YOGYAKARTA, Suara Muhammadiyah-Ilmu Pemerintahan Fisipol Universitas Muhammadiyah Yogyakarta mengadakan Webinar Akhir Tahun 2021 dengan tema “Menahan Laju Regresi Demokrasi dan Kegagalan Politik Desentralisasi di Indonesia” melalui Zoom (28/12/2021). Webinar ini mempertajam Survey Nasional Demokrasi yang diketuai oleh David Effendi, untuk mengetahui sejauh mana perkembangan serta praktik demokrasi di Indonesia. Hadir sebagai pembicara Ketua PP Muhammadiyah Busyro Muqoddas, cendekiawan muslim Azyumardi Azra, pengamat dari Universitas Sidney Thomas Power, Bupati Trenggalek M. Nur Arifin, dan Bachtiar Dwi Kurniawan.
Busyro Muqoddas memaparkan tentang hasil temuannya selama berkiprah di dunia akademik dan pengalaman di birokrasi sebagai ketua Komisi Yudisial dan Komisi Pemberantasan Korupsi, bahwa ada banyak masalah demokrasi dan masalah politik-ekonomi-hukum yang terjadi di Indonesia. “Rakyat diposisikan sebagai ‘sapi perah’ sekaligus korban perenggutan virginitas moralnya melalui praktek suap terhadap konstituen,” ujarnya.

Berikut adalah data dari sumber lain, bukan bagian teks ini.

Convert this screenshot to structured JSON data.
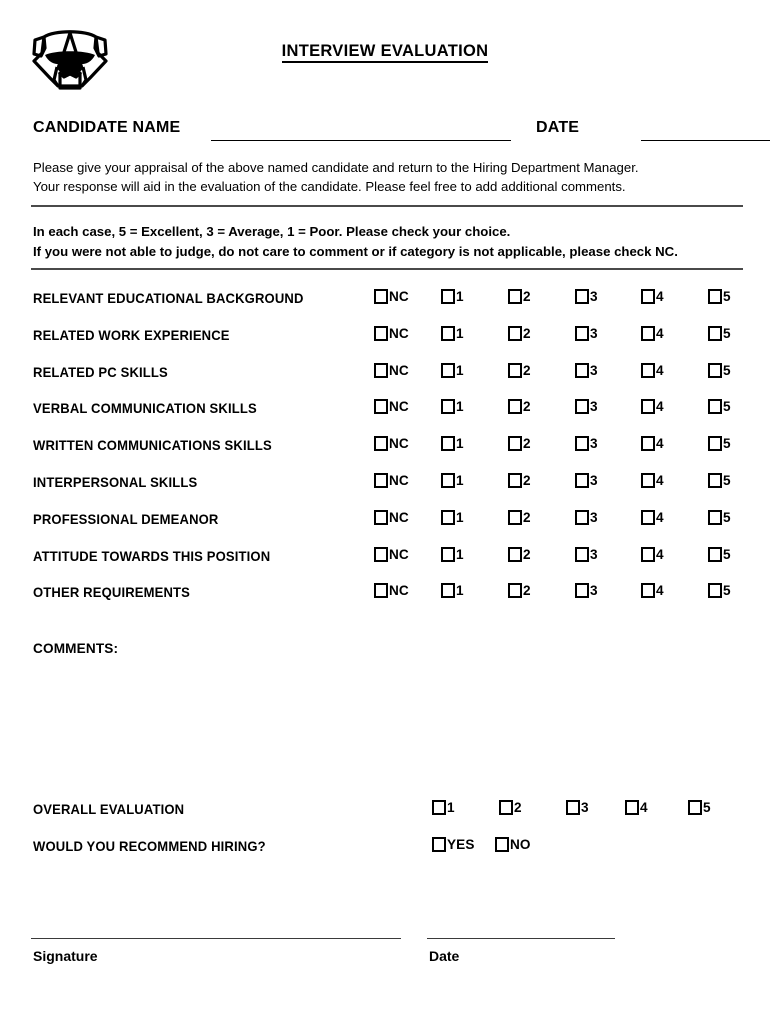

Menurut Busyro, terjadi “sekarat demokrasi” dengan beberapa indikasi: upaya melumpuhkan KPK oleh eksekutif dan legislatif; korupsi semakin massif dan demokrasi memburuk di saat pandemi Covid-19; kekuatan masyarakat sipil menghadapi banyak kekerasan, peretasan, dan pelemahan; tewasnya mahasiswa pendemo sebagai korban radikalitas politik; penegakan hukum dalam pemberantasan teroris yang intransparan serta komodifikasi isu intolerasi, radikalisme, moderasi beragama; ketidakadilan tata kelola sumber daya alam.
Azyumardi Azra menyebut bahwa gejala kemunduran demokrasi memang terjadi. Ada kecemasan di kalangan ahli demokrasi. “Ada tantangan serius mengenai sistem politik yang menghadang demokrasi,” ujarnya. Pertama, demokrasi tidak terlalu efektif dalam pelaksanaan pembangunan ekonomi, kesejahteraan, dan seterusnya, karena birokrasi demokrasi yang berbelit-belit, tidak efektif. Kedua, muncul alternatif sistem lain, yaitu totalitarianism seperti dipraktekkan dalam model Cina dan model Singapura.

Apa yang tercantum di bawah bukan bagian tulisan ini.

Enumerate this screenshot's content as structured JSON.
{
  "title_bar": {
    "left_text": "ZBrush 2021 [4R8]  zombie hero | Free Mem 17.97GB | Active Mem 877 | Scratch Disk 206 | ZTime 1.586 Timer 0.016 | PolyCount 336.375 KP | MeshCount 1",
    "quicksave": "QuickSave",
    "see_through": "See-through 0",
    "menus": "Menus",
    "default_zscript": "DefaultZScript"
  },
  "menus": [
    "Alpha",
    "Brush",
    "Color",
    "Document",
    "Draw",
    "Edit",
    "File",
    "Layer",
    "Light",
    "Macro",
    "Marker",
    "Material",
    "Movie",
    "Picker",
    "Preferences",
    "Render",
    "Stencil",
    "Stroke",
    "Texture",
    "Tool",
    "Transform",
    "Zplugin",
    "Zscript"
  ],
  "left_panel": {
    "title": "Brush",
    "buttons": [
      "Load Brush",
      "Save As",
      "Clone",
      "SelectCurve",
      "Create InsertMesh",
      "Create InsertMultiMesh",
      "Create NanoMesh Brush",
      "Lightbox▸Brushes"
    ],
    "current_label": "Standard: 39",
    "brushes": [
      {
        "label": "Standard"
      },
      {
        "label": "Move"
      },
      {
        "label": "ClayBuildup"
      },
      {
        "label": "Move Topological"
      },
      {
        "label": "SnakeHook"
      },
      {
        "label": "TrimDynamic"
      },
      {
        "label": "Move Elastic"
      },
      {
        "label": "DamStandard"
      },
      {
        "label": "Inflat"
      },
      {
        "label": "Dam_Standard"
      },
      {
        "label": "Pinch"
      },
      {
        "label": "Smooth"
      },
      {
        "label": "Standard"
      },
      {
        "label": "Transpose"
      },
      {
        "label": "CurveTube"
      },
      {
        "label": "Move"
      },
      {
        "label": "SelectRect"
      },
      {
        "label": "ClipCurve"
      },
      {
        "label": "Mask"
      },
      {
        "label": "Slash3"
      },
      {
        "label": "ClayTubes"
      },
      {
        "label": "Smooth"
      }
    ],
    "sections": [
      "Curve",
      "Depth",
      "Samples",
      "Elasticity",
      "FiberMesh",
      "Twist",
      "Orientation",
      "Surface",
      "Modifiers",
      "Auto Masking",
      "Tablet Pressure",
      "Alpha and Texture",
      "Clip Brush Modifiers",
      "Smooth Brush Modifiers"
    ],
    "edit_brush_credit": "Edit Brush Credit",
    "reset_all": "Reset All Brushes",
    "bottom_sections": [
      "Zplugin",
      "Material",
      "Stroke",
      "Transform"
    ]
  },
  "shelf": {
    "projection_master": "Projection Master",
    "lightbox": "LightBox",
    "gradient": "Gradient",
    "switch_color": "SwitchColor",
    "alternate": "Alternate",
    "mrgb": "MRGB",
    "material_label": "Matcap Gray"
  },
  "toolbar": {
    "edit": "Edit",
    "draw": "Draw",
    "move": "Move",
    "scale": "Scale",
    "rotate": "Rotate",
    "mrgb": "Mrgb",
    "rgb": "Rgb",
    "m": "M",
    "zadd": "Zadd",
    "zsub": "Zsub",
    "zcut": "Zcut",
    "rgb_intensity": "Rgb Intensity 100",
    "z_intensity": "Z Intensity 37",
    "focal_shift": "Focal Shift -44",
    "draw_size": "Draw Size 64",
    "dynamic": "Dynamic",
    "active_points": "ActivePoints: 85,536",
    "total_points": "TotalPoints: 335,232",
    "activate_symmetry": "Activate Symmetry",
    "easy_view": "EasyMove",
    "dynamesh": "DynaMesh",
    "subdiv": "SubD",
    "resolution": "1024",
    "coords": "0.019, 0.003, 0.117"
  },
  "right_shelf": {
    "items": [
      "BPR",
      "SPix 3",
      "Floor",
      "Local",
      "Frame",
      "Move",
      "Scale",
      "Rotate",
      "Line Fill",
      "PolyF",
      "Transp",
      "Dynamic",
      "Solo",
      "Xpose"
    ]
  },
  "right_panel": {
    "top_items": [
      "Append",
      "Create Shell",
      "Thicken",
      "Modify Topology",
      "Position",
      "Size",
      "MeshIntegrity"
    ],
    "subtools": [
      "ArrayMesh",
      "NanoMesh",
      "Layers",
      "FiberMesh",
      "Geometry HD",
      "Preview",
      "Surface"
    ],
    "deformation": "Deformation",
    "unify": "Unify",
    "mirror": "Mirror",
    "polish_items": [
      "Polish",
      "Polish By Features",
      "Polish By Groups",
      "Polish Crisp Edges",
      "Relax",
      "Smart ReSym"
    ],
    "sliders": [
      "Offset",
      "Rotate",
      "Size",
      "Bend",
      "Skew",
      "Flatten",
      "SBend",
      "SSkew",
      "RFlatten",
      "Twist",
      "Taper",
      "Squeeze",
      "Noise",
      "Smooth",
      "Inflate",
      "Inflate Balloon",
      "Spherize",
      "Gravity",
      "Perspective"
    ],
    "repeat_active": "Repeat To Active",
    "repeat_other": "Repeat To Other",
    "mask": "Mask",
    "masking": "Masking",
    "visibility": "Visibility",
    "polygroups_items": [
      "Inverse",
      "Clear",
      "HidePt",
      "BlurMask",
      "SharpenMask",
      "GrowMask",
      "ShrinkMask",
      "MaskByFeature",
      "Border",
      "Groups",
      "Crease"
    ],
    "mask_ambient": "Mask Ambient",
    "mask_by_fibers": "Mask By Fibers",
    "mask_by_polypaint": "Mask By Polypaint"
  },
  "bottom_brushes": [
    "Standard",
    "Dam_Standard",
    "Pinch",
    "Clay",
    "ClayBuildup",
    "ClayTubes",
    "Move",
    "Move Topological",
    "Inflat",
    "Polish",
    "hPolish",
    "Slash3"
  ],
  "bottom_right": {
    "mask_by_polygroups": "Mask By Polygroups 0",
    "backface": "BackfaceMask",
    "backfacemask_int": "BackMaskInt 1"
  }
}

Tantangan untuk membendung kemerosotan demokrasi cukup berat. Azra mengakui bahwa tidak ada sistem demokrasi yang sempurna. “Tidak ada one single model demokrasi,” katanya. Sebab itu, penting untuk mengembangkan demokrasi yang berkelanjutan dan terus memperbaiki kualitas demokrasi yang substansial, bukan hanya demokrasi prosedural. “Pemerintah kita terlalu banyak gimmick dan trick dalam pemberantasan korupsi, tidak serius. Jadi, tidak akan berhasil,” ujarnya.
Thomas Power menyebut bahwa regresi demokrasi di Indonesia salah satu sebabnya karena terjadi penumpukan kekuasaan di tangan kekuasaan eksekutif. Regresi demokrasi merupakan fenomena global, baik di negara demokrasi muda seperti Indonesia maupun di negara demokrasi tua seperti Amerika Serikat.
Perspektif internasional pada tahun 2000-an, Indonesia sebagai pengecualian. Saat itu, Indonesia pernah dijadikan contoh keberhasilan demokratisasi pada masa suram demokrasi global. “Indonesia pernah dianggap sebagai contoh demokrasi makin kuat dan makin terkonsolidasi dari gelombang ketiga demokrasi yang paling di luar dugaan para pengamat karena keberhasilannya,” tuturnya. Tetapi dalam satu dekade terakhir, narasi itu telah berubah. Indonesia sekarang menjadi studi kasus tentang regresi demokrasi.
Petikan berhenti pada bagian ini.